During a teleclass in the Core Alignment Professional Coach Training program in which I teach, one of the students expressed frustration at the way doing SWOT (Strengths, Weaknesses, Opportunities, and Threats) analysis often left people stuck in their problems and overwhelmed by the negatives. Another student suggested using SOAR (Strengths, Opportunities, Aspirations, and Results) analysis instead. SWOT can too easily leave people stuck in the past, especially in the bad things that happened in the past. Our natural tendency, in my experience, is to focus on what’s wrong and expend huge amounts of energy trying to fix it. A better use of energy, again in my experience, is to identify aspirations based on what’s going right and shift the flow our energy to achieve those aspirations. It doesn’t mean that we ignore what’s wrong. We simply frame our understanding of it differently. Instead of letting it define reality for us, we see it as something that’s interfering with creating the reality we desire. Positive aspirations energize our efforts. The resulting collaboration around getting positive results helps overcome the barriers. We don’t ignore the negative. We simply don’t let it define us.
It’s easy to point out this different, and much more effective, perspective, but difficult to make it a habit. It takes mindful practice – paying attention to when we let negativity define our reality and consciously and consistently choosing to change our approach in that particular moment, in that particular conversation.

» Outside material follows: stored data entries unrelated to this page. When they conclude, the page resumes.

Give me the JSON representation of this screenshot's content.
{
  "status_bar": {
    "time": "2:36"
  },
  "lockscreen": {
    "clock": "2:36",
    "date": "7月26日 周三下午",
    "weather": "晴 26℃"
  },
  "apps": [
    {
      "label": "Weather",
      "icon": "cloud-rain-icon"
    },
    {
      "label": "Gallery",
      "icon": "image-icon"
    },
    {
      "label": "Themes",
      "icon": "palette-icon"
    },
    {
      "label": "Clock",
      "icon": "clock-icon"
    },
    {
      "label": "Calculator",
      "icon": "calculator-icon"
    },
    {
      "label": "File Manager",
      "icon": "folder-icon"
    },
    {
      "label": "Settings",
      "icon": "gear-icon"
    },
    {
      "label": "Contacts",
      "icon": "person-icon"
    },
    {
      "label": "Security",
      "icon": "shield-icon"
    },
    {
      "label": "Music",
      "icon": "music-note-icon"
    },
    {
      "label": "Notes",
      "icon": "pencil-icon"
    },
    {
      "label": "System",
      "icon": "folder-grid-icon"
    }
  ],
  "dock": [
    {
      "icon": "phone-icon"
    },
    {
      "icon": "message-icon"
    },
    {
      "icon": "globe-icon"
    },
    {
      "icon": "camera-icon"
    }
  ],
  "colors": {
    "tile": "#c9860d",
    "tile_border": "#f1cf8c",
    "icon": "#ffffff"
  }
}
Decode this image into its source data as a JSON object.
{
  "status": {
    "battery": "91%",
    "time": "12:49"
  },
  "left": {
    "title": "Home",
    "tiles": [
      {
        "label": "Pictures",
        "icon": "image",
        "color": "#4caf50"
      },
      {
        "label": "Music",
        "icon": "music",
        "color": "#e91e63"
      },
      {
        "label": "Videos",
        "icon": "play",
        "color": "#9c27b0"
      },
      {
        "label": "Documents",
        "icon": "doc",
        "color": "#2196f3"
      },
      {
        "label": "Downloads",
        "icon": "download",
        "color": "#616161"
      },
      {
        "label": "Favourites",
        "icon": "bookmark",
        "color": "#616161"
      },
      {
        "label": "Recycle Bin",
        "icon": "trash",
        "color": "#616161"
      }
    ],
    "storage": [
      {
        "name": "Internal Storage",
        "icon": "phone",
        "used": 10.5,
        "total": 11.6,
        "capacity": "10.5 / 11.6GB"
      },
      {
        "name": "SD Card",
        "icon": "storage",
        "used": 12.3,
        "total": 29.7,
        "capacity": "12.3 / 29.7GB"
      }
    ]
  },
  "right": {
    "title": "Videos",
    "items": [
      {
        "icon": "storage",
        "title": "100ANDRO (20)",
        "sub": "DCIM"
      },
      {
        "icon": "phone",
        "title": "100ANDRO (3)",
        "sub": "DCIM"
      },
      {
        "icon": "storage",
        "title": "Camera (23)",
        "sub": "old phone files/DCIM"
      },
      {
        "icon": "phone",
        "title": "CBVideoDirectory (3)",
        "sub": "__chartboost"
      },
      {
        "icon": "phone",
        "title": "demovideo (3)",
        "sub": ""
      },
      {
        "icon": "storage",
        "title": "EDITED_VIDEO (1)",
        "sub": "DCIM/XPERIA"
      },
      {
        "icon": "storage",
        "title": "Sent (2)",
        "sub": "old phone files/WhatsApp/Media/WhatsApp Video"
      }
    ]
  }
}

Jazz groups model SOAR all the time. If they let the weaknesses in their abilities and the threats to the flow of their music dominate their minds and hearts while performing, the results will be tentative and terrible. Instead, they focus on what they can do well and how to do it best, often discovering in the process that they are capable of doing things better than they ever imagined. Every performance is an opportunity to build on their strengths, achieve new aspirations, and create remarkable results.
Success depends on where you choose to focus your energy – not SWOTing madly at all the problems but SOARing confidently into the most highly-leveraged possibilities.